Две недели примерно продолжалась работа, работа без чертежей, инструментов, без предварительного обучения. Крошечный мозг архитекторов хранил в себе наследственную программу действий, где все учтено: место гнездовья, строительный материал, технология ткачества, чувство формы и меры, надежность конструкций. И вот он — ткацкий шедевр, напоминающий, впрочем, не ткань, а плотный и прочный войлок. Такое гнездо висит невредимым несколько лет, разве что сами синицы в поисках дефицитного материала разбирают его на постройку новой своей рукавички.
Сейчас в этом доме у ремезов и повсюду в гнездах, больших и малых, растет, наливается силой желторотая молодь. Велик соблазн подсмотреть, как это все протекает. Однако остережемся, не зря в народе говорят о «дурном глазе». Малейшая наша неосторожность гибельна для гнезда. Тревожный крик родителей, незаметное для нашего глаза изменение обстановки привлекают к гнезду разных охотников за птенцами. Одичавшая кошка, лисица, ворона, сойка, обнаружив гнездо, оставляют его пустым.
Недопустимо сейчас находиться в лесу, на лугу, на болоте с собакой, недопустимо, случайно обнаружив гнездо, кричать: «Эй, сюда!»
Июнь качает в своей колыбели разноголосую многоликую жизнь. Надо дать этой жизни спокойно стать на крыло.
Фото автора. 7 июня 1978 г.
От деда — к внукам…
(Окно в природу)
На минувшей неделе я получил три бандероли: книжку Сергея Владимировича Образцова, книжку зоолога Андрея Григорьевича Банникова и «Мурзилку» за июнь месяц от редактора журнала Владимира Федоровича Матвеева. Три разные книжки, но вместе по адресу «Окно в природу» они собрались не случайно, все три — разговор взрослых, умудренных жизнью людей с детьми о природе.
Листая книжки, я вспомнил знакомые с детства стихи: «Дедушка, голубчик, сделай мне свисток…» Два возраста, начальный и преклонный, тяготеют друг к другу. Жадность узнавания жизни и мудрость прожитого находят общий язык и общие радости. И первое, что роднит, что связывает начало и зрелость жизни, — радость от самой жизни. Мальчик ловит картузом солнечного зайчика, дед подставил зайчику руку — греется. И оба с интересом наблюдают, как ползет по скамейке с ношей маленький муравей, как дерутся у лужицы воробьи, как котенок крадется в траве у забора.

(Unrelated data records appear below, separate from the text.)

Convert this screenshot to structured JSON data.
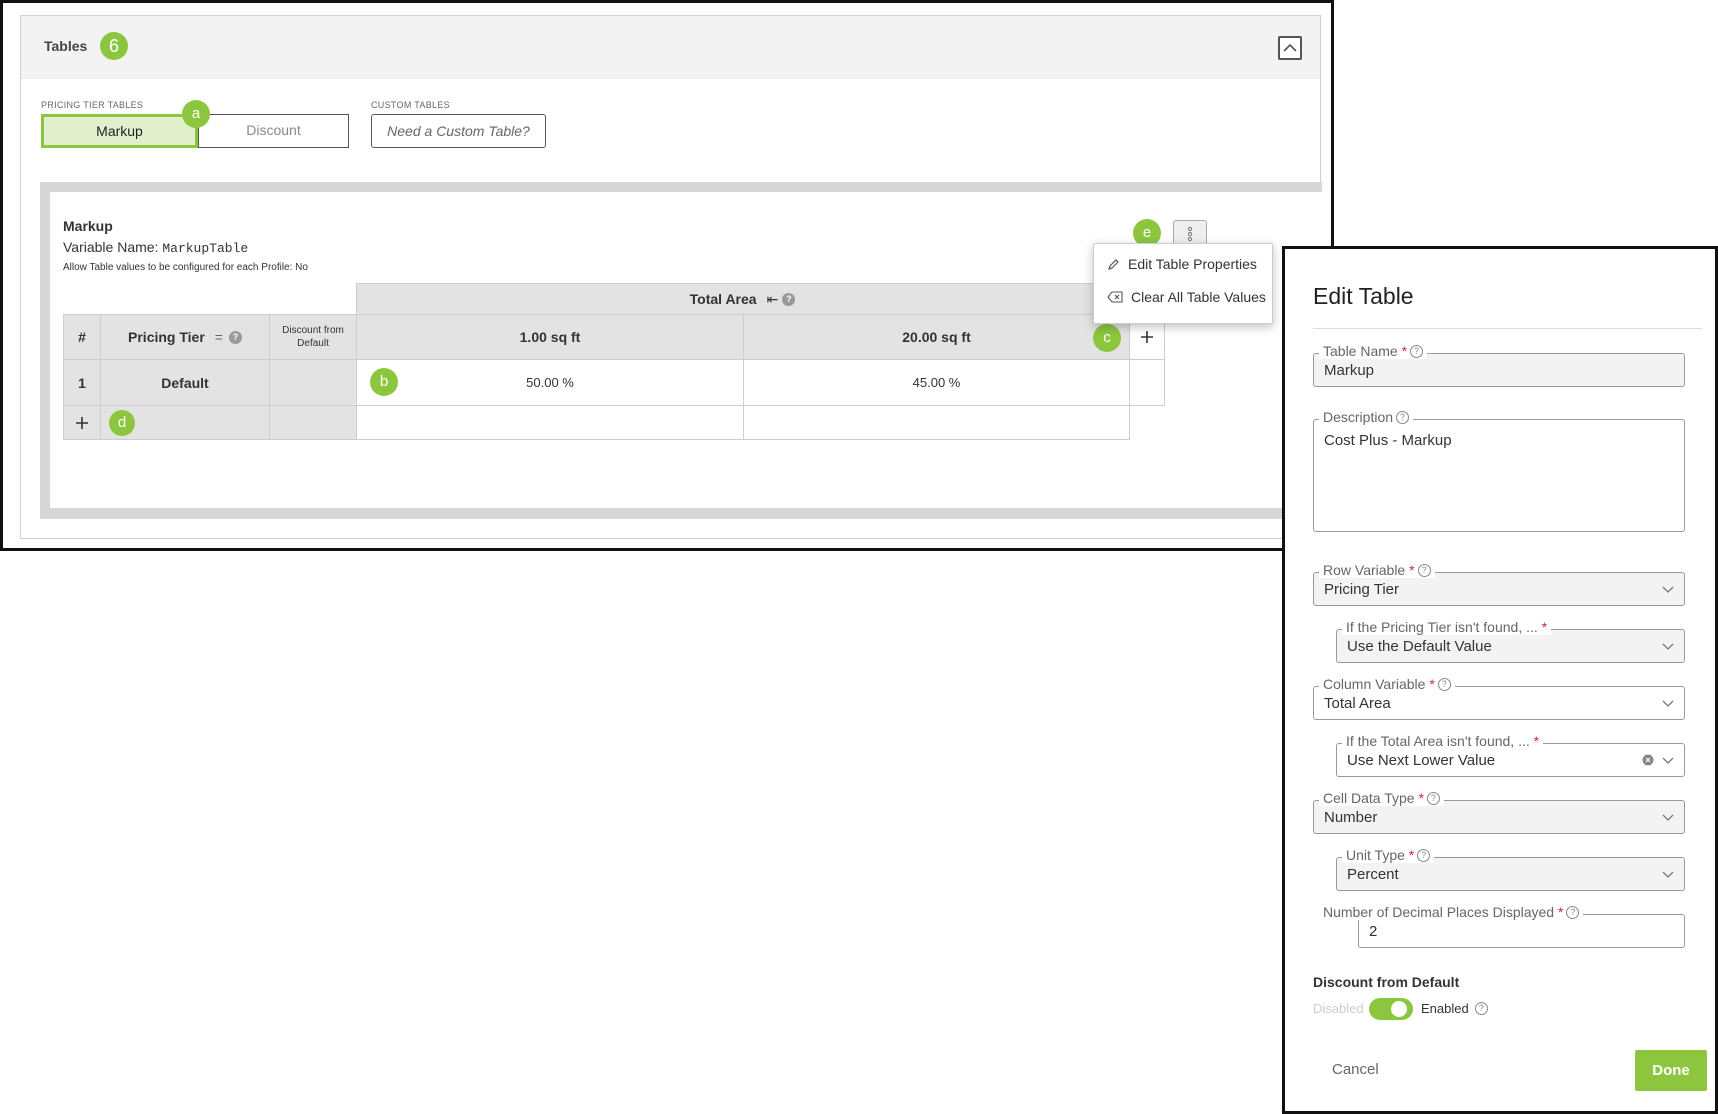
{
  "panel": {
    "title": "Tables",
    "badge": "6",
    "pricing_caption": "PRICING TIER TABLES",
    "custom_caption": "CUSTOM TABLES",
    "tabs": [
      "Markup",
      "Discount"
    ],
    "custom_button": "Need a Custom Table?"
  },
  "markers": {
    "a": "a",
    "b": "b",
    "c": "c",
    "d": "d",
    "e": "e"
  },
  "card": {
    "title": "Markup",
    "variable_label": "Variable Name: ",
    "variable_value": "MarkupTable",
    "allow_text": "Allow Table values to be configured for each Profile:  No"
  },
  "table": {
    "column_group": "Total Area",
    "col_hash": "#",
    "col_tier": "Pricing Tier",
    "col_discount": "Discount from Default",
    "area_columns": [
      "1.00  sq ft",
      "20.00  sq ft"
    ],
    "row": {
      "num": "1",
      "tier": "Default",
      "values": [
        "50.00 %",
        "45.00 %"
      ]
    }
  },
  "context_menu": [
    "Edit Table Properties",
    "Clear All Table Values"
  ],
  "dialog": {
    "title": "Edit Table",
    "table_name_label": "Table Name",
    "table_name": "Markup",
    "description_label": "Description",
    "description": "Cost Plus - Markup",
    "row_variable_label": "Row Variable",
    "row_variable": "Pricing Tier",
    "row_fallback_label": "If the Pricing Tier isn't found, ...",
    "row_fallback": "Use the Default Value",
    "column_variable_label": "Column Variable",
    "column_variable": "Total Area",
    "column_fallback_label": "If the Total Area isn't found, ...",
    "column_fallback": "Use Next Lower Value",
    "cell_type_label": "Cell Data Type",
    "cell_type": "Number",
    "unit_type_label": "Unit Type",
    "unit_type": "Percent",
    "decimals_label": "Number of Decimal Places Displayed",
    "decimals": "2",
    "discount_heading": "Discount from Default",
    "toggle_off": "Disabled",
    "toggle_on": "Enabled",
    "toggle_enabled": true,
    "cancel": "Cancel",
    "done": "Done"
  },
  "colors": {
    "accent": "#8cc63f",
    "required": "#d9262c"
  }
}
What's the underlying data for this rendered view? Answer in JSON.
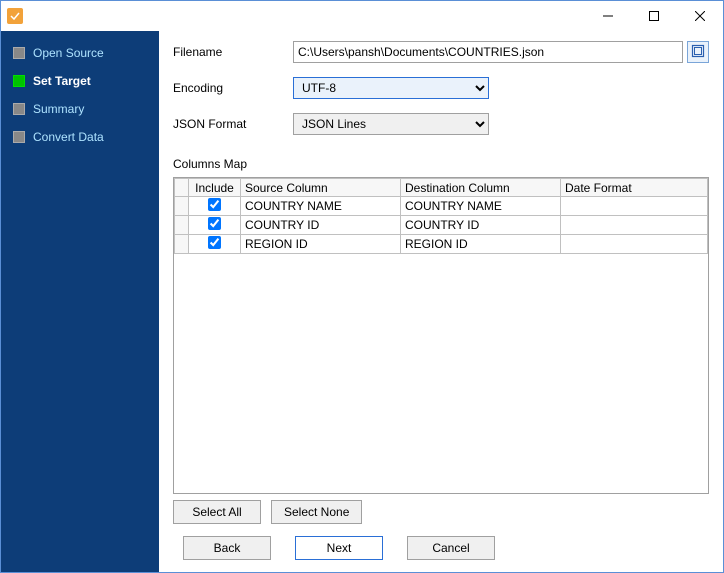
{
  "titlebar": {
    "title": ""
  },
  "sidebar": {
    "steps": [
      {
        "label": "Open Source",
        "active": false
      },
      {
        "label": "Set Target",
        "active": true
      },
      {
        "label": "Summary",
        "active": false
      },
      {
        "label": "Convert Data",
        "active": false
      }
    ]
  },
  "form": {
    "filename_label": "Filename",
    "filename_value": "C:\\Users\\pansh\\Documents\\COUNTRIES.json",
    "encoding_label": "Encoding",
    "encoding_value": "UTF-8",
    "json_format_label": "JSON Format",
    "json_format_value": "JSON Lines"
  },
  "columns_map": {
    "label": "Columns Map",
    "headers": {
      "include": "Include",
      "source": "Source Column",
      "destination": "Destination Column",
      "date_format": "Date Format"
    },
    "rows": [
      {
        "include": true,
        "source": "COUNTRY NAME",
        "destination": "COUNTRY NAME",
        "date_format": ""
      },
      {
        "include": true,
        "source": "COUNTRY ID",
        "destination": "COUNTRY ID",
        "date_format": ""
      },
      {
        "include": true,
        "source": "REGION ID",
        "destination": "REGION ID",
        "date_format": ""
      }
    ]
  },
  "buttons": {
    "select_all": "Select All",
    "select_none": "Select None",
    "back": "Back",
    "next": "Next",
    "cancel": "Cancel"
  }
}
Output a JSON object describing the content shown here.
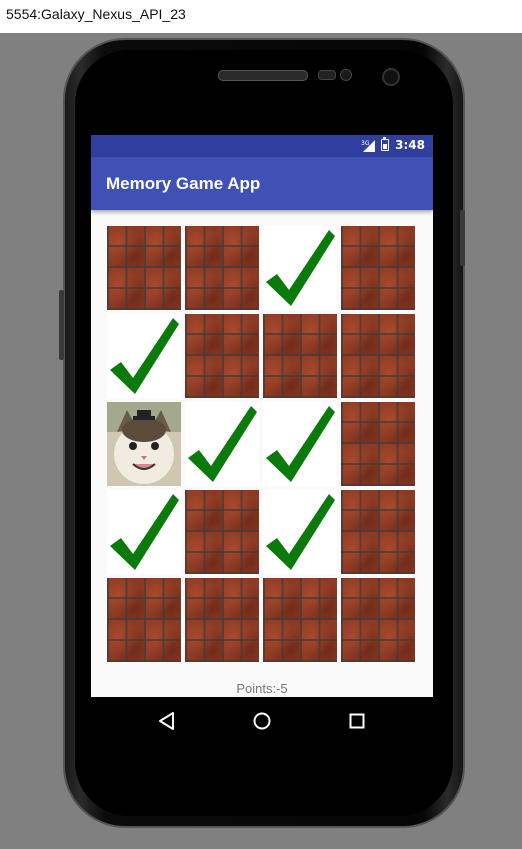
{
  "window": {
    "title": "5554:Galaxy_Nexus_API_23"
  },
  "status_bar": {
    "network": "3G",
    "time": "3:48"
  },
  "app_bar": {
    "title": "Memory Game App"
  },
  "board": {
    "rows": [
      [
        "brick",
        "brick",
        "check",
        "brick"
      ],
      [
        "check",
        "brick",
        "brick",
        "brick"
      ],
      [
        "cat",
        "check",
        "check",
        "brick"
      ],
      [
        "check",
        "brick",
        "check",
        "brick"
      ],
      [
        "brick",
        "brick",
        "brick",
        "brick"
      ]
    ]
  },
  "points_label": "Points:-5",
  "colors": {
    "primary": "#3F51B5",
    "primary_dark": "#303F9F",
    "check_green": "#0a7a0a"
  },
  "nav": {
    "back_icon": "back-triangle-icon",
    "home_icon": "home-circle-icon",
    "recents_icon": "recents-square-icon"
  }
}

Много вопросов у внука, и на все у деда жизнь накопила ответы. Кое-что, взрослея, внук, возможно, вспомнит с улыбкой. Всем нам знакомо, например, деревенское наставление: «Лягушку трогать нельзя, корова молока не будет давать».
Забавно, но этот прием дедовской педагогики надежно спасал лягушек от цепких рук пятилетних естествоиспытателей.
Они и сейчас такие же любопытные, такие же цепкие, открывающие мир ребятишки. Мой внук недавно принес в картузе жабу: «Дедушка, давай сфотографируем, посмотри, какая она красивая!.. А потом мы ее оставим жить в доме».
У каждого времени своя педагогика. Сейчас мальчишку не убедишь стращаньем «корова молока не будет давать», сегодня ему нередко надо еще объяснить, что такое корова. Но цели у воспитания во все времена одинаковы: пробудить у растущего человека любопытство ко всему, что дышит, зеленеет, цветет, издает звуки, что составляет понятие жизнь. Человек, ощутивший родство с многообразием всего живого, более стоек в волнах бытия, легче находит ответы на неизбежный вопрос о смысле существования, ему не нужен бог для объяснения чуда жизни, он будет внимательно-бережливым ко всему, что рядом с ним соседствует на земле.
Человек, ведущий за руку внука, испытывает потребность передать ему эту простую, как воздух, мудрость. У каждого деда получается это по-разному. Но есть особо талантливые воспитатели, и знает их не одно поколение внуков.
Дед Ушинский, дед Толстой, дед Пришвин, дед Бианки. В этот же ряд справедливо поставим живущего рядом с нами мудрого деда Сергея Владимировича Образцова. Все, что делает этот человек в искусстве, коротко можно назвать воспитанием вкуса к жизни. Сергей Владимирович убежденно считает: без любви к природе, без понимания природы человек не может ощутить всю радость праздника под названием жизнь.